LAUSR

Abstract The pressure of the water supply is controlled to a negative value relying on soil matric suction and is called negative‐pressure irrigation (NPI), a subsurface irrigation method used to improve water use efficiency; however, the impacts of initial soil water conditions and emitter hydraulic conductivity on water movement under NPI remain unknown. To study the effects of irrigation management parameters on water movement under NPI, 300 scenarios using different soil textures, initial soil matric potentials, emitter hydraulic conductivities, negative pressure inside emitter and time were simulated using the Hydrus-2D software package.
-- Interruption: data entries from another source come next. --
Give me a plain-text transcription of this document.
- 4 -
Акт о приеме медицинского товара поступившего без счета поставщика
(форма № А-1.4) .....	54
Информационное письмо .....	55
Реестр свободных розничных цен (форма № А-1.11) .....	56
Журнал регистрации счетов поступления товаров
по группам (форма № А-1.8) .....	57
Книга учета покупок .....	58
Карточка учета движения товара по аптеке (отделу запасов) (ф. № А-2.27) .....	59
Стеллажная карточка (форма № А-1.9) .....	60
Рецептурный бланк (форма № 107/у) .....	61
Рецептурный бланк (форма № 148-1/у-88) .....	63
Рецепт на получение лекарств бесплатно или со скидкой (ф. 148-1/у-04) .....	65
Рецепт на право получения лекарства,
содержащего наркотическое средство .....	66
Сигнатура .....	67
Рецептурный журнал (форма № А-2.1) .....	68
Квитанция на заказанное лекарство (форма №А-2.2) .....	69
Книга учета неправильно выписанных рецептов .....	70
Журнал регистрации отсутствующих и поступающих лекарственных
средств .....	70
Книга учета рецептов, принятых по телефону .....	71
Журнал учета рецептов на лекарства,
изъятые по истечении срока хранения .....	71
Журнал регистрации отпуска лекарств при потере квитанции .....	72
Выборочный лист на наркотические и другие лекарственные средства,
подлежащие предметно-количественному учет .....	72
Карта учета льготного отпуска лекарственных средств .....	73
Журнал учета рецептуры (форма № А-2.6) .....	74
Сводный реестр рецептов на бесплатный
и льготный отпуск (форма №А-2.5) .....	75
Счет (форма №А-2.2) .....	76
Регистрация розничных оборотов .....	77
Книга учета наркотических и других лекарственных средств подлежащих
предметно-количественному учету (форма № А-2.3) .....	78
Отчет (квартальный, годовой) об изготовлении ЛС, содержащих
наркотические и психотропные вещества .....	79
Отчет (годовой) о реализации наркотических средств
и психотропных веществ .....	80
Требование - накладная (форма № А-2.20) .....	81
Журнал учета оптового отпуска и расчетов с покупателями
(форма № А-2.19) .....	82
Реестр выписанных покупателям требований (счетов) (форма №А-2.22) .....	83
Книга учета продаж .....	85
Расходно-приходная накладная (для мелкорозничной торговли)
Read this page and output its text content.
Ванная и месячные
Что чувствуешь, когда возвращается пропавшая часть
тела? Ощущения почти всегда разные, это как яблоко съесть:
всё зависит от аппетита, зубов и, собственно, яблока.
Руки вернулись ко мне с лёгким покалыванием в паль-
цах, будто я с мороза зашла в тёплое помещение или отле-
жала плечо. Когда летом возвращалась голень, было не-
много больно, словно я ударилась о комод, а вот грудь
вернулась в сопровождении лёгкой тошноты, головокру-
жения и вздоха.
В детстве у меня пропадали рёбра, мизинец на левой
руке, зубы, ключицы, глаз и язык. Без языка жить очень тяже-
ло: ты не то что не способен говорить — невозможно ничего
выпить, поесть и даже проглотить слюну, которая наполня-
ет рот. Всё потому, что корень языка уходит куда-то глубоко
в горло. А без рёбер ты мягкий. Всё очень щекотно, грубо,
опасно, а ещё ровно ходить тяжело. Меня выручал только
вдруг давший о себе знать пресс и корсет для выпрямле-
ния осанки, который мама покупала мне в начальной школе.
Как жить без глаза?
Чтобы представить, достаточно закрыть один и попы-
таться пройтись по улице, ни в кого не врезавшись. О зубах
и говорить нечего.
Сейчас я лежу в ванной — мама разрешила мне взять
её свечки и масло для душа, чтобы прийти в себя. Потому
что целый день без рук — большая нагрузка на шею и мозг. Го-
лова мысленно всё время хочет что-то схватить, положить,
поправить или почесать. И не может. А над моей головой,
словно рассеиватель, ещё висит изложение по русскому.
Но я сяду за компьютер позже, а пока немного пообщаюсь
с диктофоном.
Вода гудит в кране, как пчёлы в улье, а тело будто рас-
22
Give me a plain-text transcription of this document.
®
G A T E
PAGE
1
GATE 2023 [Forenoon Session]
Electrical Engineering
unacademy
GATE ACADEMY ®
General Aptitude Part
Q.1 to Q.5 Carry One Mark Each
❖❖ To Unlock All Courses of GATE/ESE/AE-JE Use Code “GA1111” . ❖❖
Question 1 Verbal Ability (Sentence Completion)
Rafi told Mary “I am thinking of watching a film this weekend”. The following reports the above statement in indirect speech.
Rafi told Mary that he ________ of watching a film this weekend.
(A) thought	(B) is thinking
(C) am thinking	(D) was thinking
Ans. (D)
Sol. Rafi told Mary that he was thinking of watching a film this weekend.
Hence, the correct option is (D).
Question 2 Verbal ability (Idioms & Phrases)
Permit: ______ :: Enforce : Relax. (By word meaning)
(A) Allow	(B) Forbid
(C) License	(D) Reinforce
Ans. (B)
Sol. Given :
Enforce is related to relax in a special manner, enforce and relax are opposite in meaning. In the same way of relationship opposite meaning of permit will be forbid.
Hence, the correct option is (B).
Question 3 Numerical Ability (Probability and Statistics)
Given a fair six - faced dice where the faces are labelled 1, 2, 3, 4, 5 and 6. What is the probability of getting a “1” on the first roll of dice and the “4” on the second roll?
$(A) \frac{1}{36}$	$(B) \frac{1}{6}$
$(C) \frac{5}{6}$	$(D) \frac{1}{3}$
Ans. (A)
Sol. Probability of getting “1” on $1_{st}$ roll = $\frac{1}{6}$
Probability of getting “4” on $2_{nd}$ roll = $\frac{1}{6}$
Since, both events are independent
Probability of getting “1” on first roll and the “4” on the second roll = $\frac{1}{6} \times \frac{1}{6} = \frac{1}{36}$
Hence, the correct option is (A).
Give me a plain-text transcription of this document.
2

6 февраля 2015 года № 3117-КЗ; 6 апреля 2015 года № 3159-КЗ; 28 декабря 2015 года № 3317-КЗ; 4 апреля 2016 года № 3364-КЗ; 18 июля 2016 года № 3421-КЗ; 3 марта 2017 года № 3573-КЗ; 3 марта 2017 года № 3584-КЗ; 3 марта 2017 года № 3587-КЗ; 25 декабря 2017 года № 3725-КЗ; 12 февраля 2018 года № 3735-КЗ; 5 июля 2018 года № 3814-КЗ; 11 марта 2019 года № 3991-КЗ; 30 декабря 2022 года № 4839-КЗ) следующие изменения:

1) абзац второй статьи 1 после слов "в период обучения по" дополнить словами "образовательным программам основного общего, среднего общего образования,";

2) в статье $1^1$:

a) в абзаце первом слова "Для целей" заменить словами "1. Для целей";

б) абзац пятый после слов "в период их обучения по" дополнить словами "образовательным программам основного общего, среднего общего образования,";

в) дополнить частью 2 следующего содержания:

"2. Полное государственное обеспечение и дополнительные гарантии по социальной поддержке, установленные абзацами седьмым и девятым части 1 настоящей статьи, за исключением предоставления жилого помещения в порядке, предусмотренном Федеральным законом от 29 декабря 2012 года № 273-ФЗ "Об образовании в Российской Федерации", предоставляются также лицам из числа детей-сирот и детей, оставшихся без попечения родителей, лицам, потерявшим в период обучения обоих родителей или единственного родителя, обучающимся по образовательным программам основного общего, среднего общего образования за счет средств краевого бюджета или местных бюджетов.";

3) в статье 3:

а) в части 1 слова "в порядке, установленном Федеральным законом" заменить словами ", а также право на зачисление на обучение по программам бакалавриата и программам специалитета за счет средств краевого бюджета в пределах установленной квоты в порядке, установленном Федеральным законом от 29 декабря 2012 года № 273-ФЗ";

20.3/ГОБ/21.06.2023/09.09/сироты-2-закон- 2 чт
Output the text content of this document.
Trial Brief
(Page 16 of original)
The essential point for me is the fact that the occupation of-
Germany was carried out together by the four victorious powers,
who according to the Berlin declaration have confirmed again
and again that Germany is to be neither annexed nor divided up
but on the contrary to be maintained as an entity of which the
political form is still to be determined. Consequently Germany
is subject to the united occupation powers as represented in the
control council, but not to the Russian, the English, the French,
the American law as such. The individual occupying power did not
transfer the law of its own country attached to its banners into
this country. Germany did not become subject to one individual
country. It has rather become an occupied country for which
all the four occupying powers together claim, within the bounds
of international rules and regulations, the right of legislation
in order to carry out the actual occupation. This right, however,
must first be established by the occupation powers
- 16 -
The effects of these variables on water movement under NPI were analyzed following the simulations, and a empirical model was created to quantify the cumulative water supply based on initial soil matric potential, emitter hydraulic conductivity, negative pressure inside emitter, and time. The results showed that the cumulative water supply increased as the emitter hydraulic conductivity increased or initial soil matric potential decreased. The relationships between the cumulative water supply and both the hydraulic conductivity of the emitter wall and the absolute value of the initial soil matric potential were logarithmic. Cumulative water supply had exponential and linear relationships with the absolute value of the negative pressure inside emitter and time, respectively. The empirical model created to quantify the cumulative water supply under NPI yielded estimations that were in good agreement with the measured values. Therefore, this model can be applied to calculate water supply under NPI, providing a smiple and reliable tool for future NPI applications and management.